Quality control metric | Description |
---|---|
Mpp_x | Microns per pixel in the X dimension at base magnification |
Mpp_y | Microns per pixel in the Y dimension at base magnification |
Michelson_constrast | Measurement of image contrast defined by luminance difference over average luminance |
Rms_contrast | Root mean square (RMS) contrast, defined as the standard deviation of the pixel intensities across the pixels of interests |
Grayscale_brightness | Mean pixel intensity of the image after converting the image to grayscale |
Chan1_brightness | Mean pixel intensity of the red color channel of the image |
Chan2_brightness | Mean pixel intensity of the green color channel of the image |
Chan3_brightness | Mean pixel intensity of the blue color channel of the image |
Chan1_brightness_YUV | Mean channel brightness of red color channel of image after converting to YUV color space |
Chan2_brightness_YUV | Mean channel brightness of green color channel of image after converting to YUV color space |
Chan3_brightness_YUV | Mean channel brightness of blue color channel of image after converting to YUV color space |
-l: the column contains the patient label information (0,1), this column needs to be manually added into the input data. The default value is None.
-s: the column contains the site id information, this column needs to be manually added into the input data. The default value is None.
-p: the column contains the patient id information, this column needs to be manually added into the input data. The default value is None.
-t: the percentage of data you want to set as testing set for your machine learning model, default number = 0.2
-b: statistical tests for variable confounding, at site level.

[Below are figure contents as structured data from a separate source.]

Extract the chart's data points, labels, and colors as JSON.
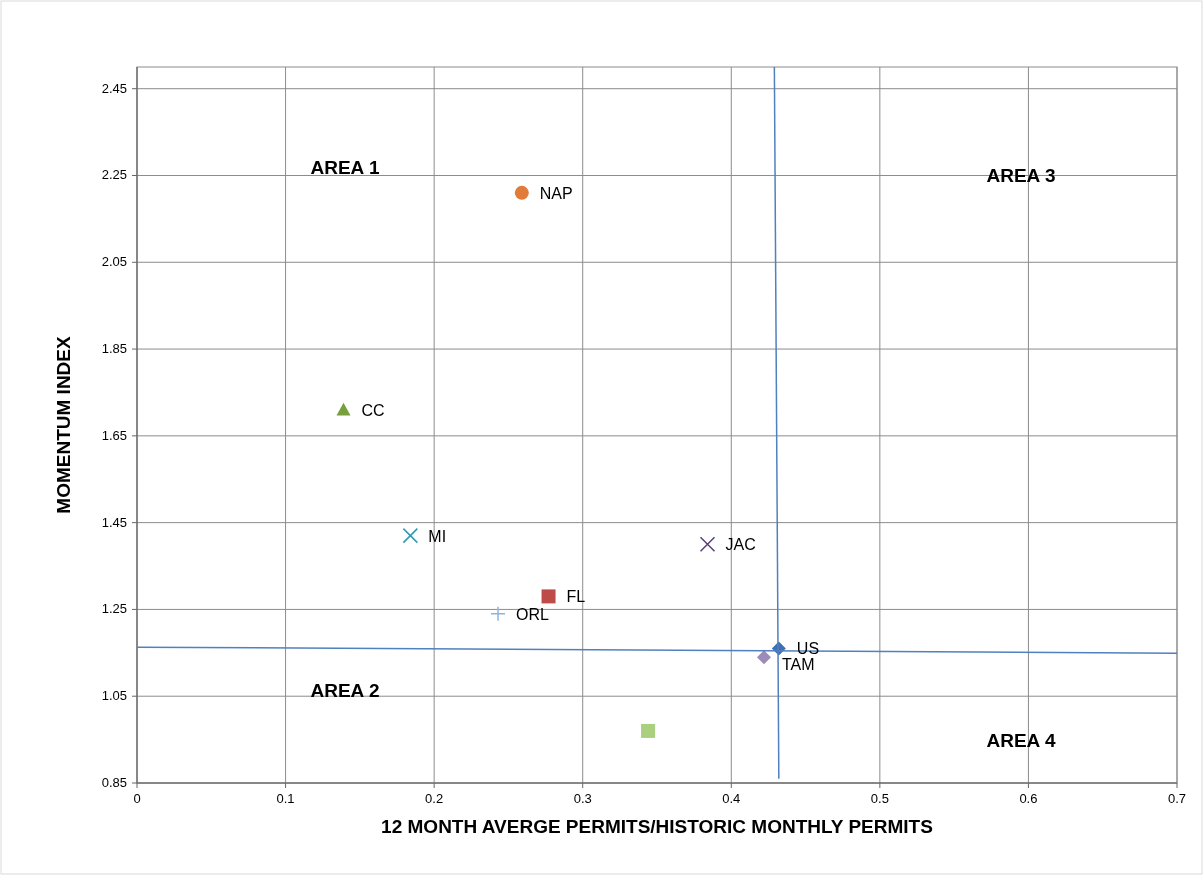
{
  "chart_data": {
    "type": "scatter",
    "xlabel": "12 MONTH AVERGE PERMITS/HISTORIC MONTHLY PERMITS",
    "ylabel": "MOMENTUM INDEX",
    "xlim": [
      0,
      0.7
    ],
    "ylim": [
      0.85,
      2.5
    ],
    "xticks": [
      0,
      0.1,
      0.2,
      0.3,
      0.4,
      0.5,
      0.6,
      0.7
    ],
    "yticks": [
      0.85,
      1.05,
      1.25,
      1.45,
      1.65,
      1.85,
      2.05,
      2.25,
      2.45
    ],
    "grid": true,
    "annotations": [
      "AREA 1",
      "AREA 2",
      "AREA 3",
      "AREA 4"
    ],
    "series": [
      {
        "name": "NAP",
        "color": "#e07b39",
        "marker": "circle",
        "x": [
          0.259
        ],
        "values": [
          2.21
        ]
      },
      {
        "name": "CC",
        "color": "#77a03c",
        "marker": "triangle",
        "x": [
          0.139
        ],
        "values": [
          1.71
        ]
      },
      {
        "name": "MI",
        "color": "#2e9ab0",
        "marker": "cross",
        "x": [
          0.184
        ],
        "values": [
          1.42
        ]
      },
      {
        "name": "JAC",
        "color": "#5b3f7a",
        "marker": "cross",
        "x": [
          0.384
        ],
        "values": [
          1.4
        ]
      },
      {
        "name": "FL",
        "color": "#be4b48",
        "marker": "square",
        "x": [
          0.277
        ],
        "values": [
          1.28
        ]
      },
      {
        "name": "ORL",
        "color": "#8fb3e0",
        "marker": "plus",
        "x": [
          0.243
        ],
        "values": [
          1.24
        ]
      },
      {
        "name": "US",
        "color": "#3f6fb5",
        "marker": "diamond",
        "x": [
          0.432
        ],
        "values": [
          1.16
        ]
      },
      {
        "name": "TAM",
        "color": "#9d8bb8",
        "marker": "diamond",
        "x": [
          0.422
        ],
        "values": [
          1.14
        ]
      },
      {
        "color": "#a9cf7f",
        "marker": "square",
        "x": [
          0.344
        ],
        "values": [
          0.97
        ]
      },
      {
        "type": "line",
        "color": "#4f81bd",
        "x": [
          0.429,
          0.432
        ],
        "values": [
          2.5,
          0.86
        ]
      },
      {
        "type": "line",
        "color": "#4f81bd",
        "x": [
          0,
          0.7
        ],
        "values": [
          1.163,
          1.149
        ]
      }
    ]
  }
}
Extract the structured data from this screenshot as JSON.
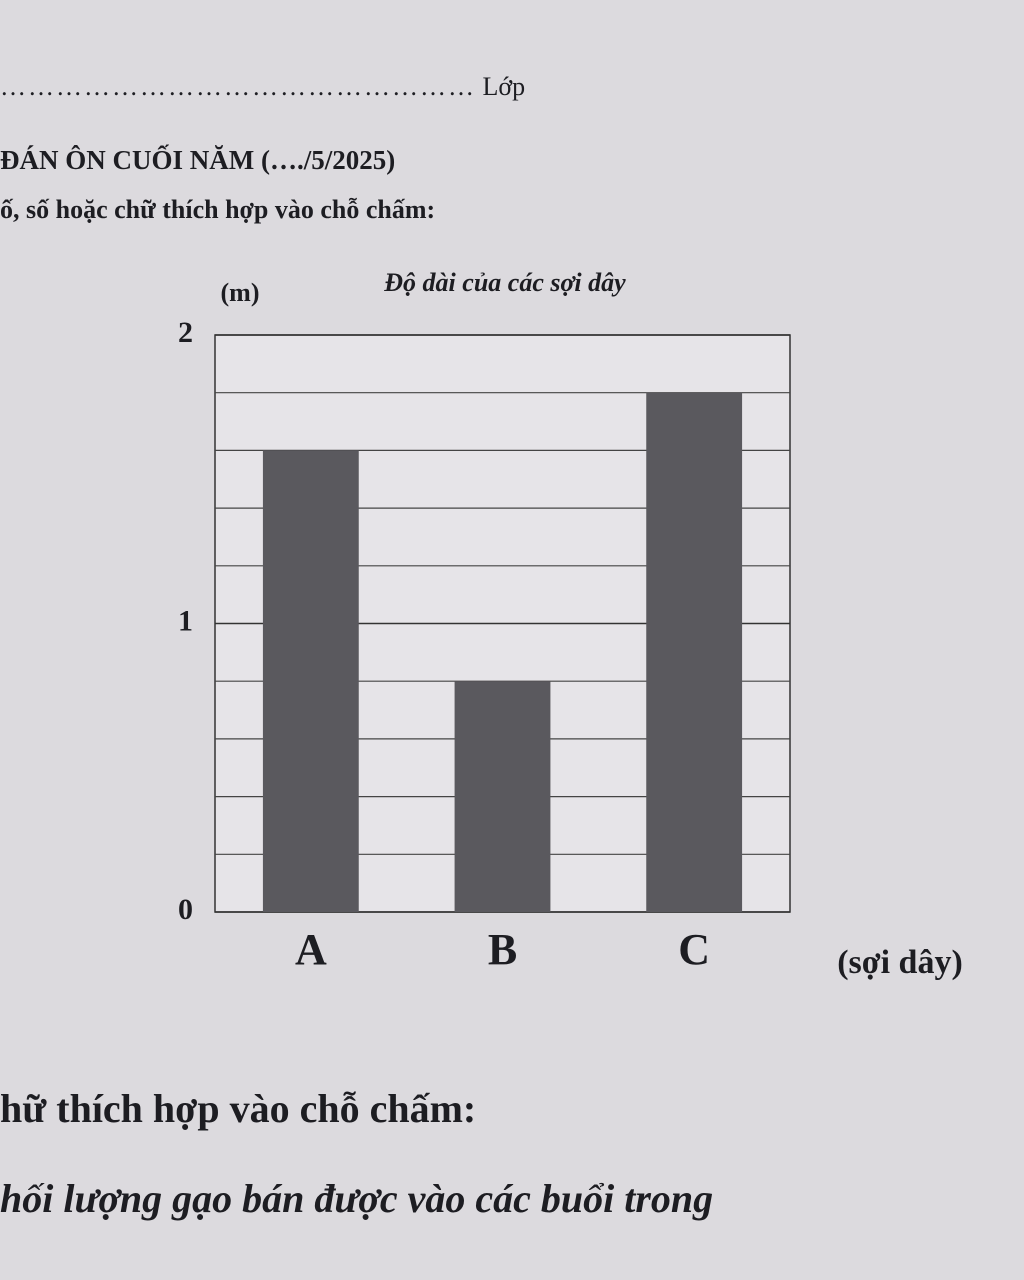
{
  "header": {
    "class_label": "Lớp",
    "title": "ĐÁN ÔN CUỐI NĂM (…./5/2025)",
    "instruction": "ố, số hoặc chữ thích hợp vào chỗ chấm:"
  },
  "chart_data": {
    "type": "bar",
    "title": "Độ dài của các sợi dây",
    "y_label": "(m)",
    "x_label": "(sợi dây)",
    "categories": [
      "A",
      "B",
      "C"
    ],
    "values": [
      1.6,
      0.8,
      1.8
    ],
    "color": "#5a595e",
    "ylim": [
      0,
      2
    ],
    "yticks": [
      0,
      1,
      2
    ],
    "minor_yticks": [
      0.2,
      0.4,
      0.6,
      0.8,
      1.2,
      1.4,
      1.6,
      1.8
    ],
    "grid": true
  },
  "footer": {
    "heading": "hữ thích hợp vào chỗ chấm:",
    "text": "hối lượng gạo bán được vào các buổi trong"
  }
}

-y: statistical tests for variable confounding, at label level
-r: random seed
-o: the output directory, the default value is histoqc_output_{DATE_TIME}
-n: Number of clusters to attempt to divide data into. Positive interger represents the number of batch effect group you want to generate and '-1' will make each batch effect group has average certain number of patients, the default average number of patients is 6.
-f: the input result.tsv file of HistoQC, please input the complete file path, for example: 'Histoqc-Master/histoqc_output_20220612-171953/results.tsv', so CohortFinder can generate the correct visual grouping results.
Run
Go to the cohortfinder repository. Download or simply git-cloned, using the following typical command line for running the tool like. And you can also try the other function using the above parameters.
python3 cohortfinder_colormod_original.py -f "{the path of the result.tsv file of HistoQC}" -n -1
Use the resuls of CohortFinder
Once you run the CohortFinder, you will get a cohortfinder result file called 'results_cohortfinder.tsv'. You will see two columns, one is called 'groupid', and the other is called 'testind', the testind == 1 represents the patients is partitioned into testing set and testind == 0 represents the patient is partitioned into the training set. You can simply use that patient partitioning results to set up the training set and test/val set for your machine learning model!
Outputs of CohortFinder
1. Result file and running log
The cohortfinder_result.tsv has two more columns than the histoqc tsv file. One is called 'groupid', representing which BE group the patient belongs to. One is called 'testind', where '1' represents the patients were partitioned into testing set, and '0' represents the patients were partitioned into training set.
2. Embeded plots
Each point represents a patient and different colors represent different batch effect groups
3. Patient partition plot
'x' represents the patients were split into training set and '+' means the patients were partitioned into testing set. You can also find the patients information detail in the results_cohortfinder.tsv file.